Part of what I hope people take from this year and the remainder of my presidency is that we have got big challenges. We've got divisions, we've got frustrations. There are real challenges and dangers like ISIL. There are big problems around how we make sure the economy is working for everybody and for middle-class families, how do we educate our kids for the 21st century when the kinds of skills that are going to be demanded are going to be so much more sophisticated and different from what a previous generation needed.

Those are all real challenges, real issues, but I hope people remember that this country is just brimming with incredible possibility and opportunity and that actually we're surprisingly strong considering what we went through in 2007, 2008 with the worst financial crisis since the Great Depression. You've got an unemployment rate that has dropped down to 5 percent. You've got essentially five years of growth that's been uninterrupted. People have recovered the value of their homes and their 401(k)s. You've got fewer kids dropping out of high school than ever before, more kids going to college than ever before.

We continue to produce incredible businesses that are transforming the planet. Internationally, just this year we've been able to help shape trade rules that are good for American workers, American businesses in the entire Asia-Pacific region. We've been able to forge a climate pact that can preserve the planet for future generations. Normalized Cuba. Made sure that Iran doesn't have nuclear weapons without having to fire a shot. And are every day making incredible contributions to reduce poverty and violence and abuse against women and gays and lesbians around the world. There is just good stuff happening.

And that doesn't make us complacent about all the challenges that remain, but it's a useful reminder as we wrap up this year.
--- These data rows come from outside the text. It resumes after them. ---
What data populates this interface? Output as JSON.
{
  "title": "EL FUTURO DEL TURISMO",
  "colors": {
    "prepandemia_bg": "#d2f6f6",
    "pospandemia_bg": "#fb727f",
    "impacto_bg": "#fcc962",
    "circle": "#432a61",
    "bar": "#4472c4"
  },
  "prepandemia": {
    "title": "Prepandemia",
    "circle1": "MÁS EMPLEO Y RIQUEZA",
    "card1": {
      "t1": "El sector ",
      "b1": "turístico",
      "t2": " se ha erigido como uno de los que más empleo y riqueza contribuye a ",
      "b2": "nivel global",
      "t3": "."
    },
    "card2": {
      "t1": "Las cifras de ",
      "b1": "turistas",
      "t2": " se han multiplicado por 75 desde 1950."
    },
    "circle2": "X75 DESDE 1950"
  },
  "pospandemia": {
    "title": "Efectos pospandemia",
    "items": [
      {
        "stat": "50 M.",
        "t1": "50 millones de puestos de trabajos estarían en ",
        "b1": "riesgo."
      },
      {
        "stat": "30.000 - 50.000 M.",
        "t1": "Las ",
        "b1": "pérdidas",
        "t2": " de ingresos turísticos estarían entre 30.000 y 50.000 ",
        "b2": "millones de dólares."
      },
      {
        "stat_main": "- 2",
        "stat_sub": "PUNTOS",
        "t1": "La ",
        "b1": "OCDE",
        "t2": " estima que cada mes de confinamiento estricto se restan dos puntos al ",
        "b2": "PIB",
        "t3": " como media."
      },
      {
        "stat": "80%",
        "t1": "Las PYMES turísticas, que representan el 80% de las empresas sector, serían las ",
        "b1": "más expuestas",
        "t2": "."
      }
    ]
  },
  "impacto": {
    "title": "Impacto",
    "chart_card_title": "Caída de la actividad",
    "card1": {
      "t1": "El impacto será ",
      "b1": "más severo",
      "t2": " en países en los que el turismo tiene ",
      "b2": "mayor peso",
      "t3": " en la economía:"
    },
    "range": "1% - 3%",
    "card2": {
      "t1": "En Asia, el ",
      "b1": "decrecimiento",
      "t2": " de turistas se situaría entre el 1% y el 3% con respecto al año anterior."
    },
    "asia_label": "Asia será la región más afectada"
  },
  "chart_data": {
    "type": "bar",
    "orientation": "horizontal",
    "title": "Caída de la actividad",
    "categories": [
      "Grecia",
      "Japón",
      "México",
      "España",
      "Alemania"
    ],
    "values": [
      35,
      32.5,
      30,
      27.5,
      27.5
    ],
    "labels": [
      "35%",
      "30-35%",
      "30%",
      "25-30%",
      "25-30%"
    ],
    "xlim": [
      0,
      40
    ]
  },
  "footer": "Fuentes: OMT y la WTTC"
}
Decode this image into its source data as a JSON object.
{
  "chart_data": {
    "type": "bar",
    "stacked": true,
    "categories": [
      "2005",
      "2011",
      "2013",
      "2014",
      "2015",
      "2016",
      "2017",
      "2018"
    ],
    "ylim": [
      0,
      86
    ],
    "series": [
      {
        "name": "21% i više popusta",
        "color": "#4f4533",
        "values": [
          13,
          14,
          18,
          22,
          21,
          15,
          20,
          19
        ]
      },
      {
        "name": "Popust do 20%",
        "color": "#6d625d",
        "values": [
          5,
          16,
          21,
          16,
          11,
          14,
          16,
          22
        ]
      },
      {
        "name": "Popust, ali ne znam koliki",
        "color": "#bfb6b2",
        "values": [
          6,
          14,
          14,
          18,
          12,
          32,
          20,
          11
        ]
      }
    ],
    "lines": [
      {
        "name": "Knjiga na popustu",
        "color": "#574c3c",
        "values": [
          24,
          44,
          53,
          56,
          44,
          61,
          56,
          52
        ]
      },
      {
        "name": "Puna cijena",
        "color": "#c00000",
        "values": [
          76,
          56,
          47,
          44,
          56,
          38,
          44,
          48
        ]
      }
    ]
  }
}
I remember standing outside, or looking at people standing outside the White House the day that the ruling about same-sex marriage came down. Families and friends and partners — people who had once felt that their lives had to be cramped and undercover, and now they're hearing people say that they're full American citizens like everybody else. That's a good thing. That's, that's America.

I think it's important for us to make sure that we are fully mindful of the incredible blessings that we received as we go into the holidays.

INSKEEP: If you had an opportunity to ask a question to the people who want your job — which maybe you could. One of these debates you could write in on Facebook and ask your question. What would you ask?

OBAMA: You know, that's a great question, Steve, and I might have to give it some thought. But what I can tell you I ask myself every single day is, how can I be useful in creating an America that is more tolerant, more prosperous, provides greater opportunity, is safer.

So I might just ask somebody, why do you want to do this? And I suppose they'd give a cliche answer because that's what candidates do, but I will tell you as president, if you are interested just because you like the title or you like the trappings or you like the power or the fame or the celebrity, that side of it wears off pretty quick. At least it has for me.

And what sustains me, what lasts, what makes me happy, proud, frustrated sometimes, is the recognition that if you want this job then you really need to love this country and have a very clear vision and idea of what it is that you want to do to help make this country work even better.

I don't think this country works best on fear. I don't think this country works best on hate. I don't think this country works best on cynicism. I think this country works best on community and hope and optimism and dynamism and change.

If you are aspiring to this job then you need to ask yourself some very serious questions about why you're doing it because that's what's going to keep you going on those days that things aren't going so well.

INSKEEP: Mr. President, thanks as always for your time.

OBAMA: I enjoyed it. Thank you.

INSKEEP: It was great. Thank you very much.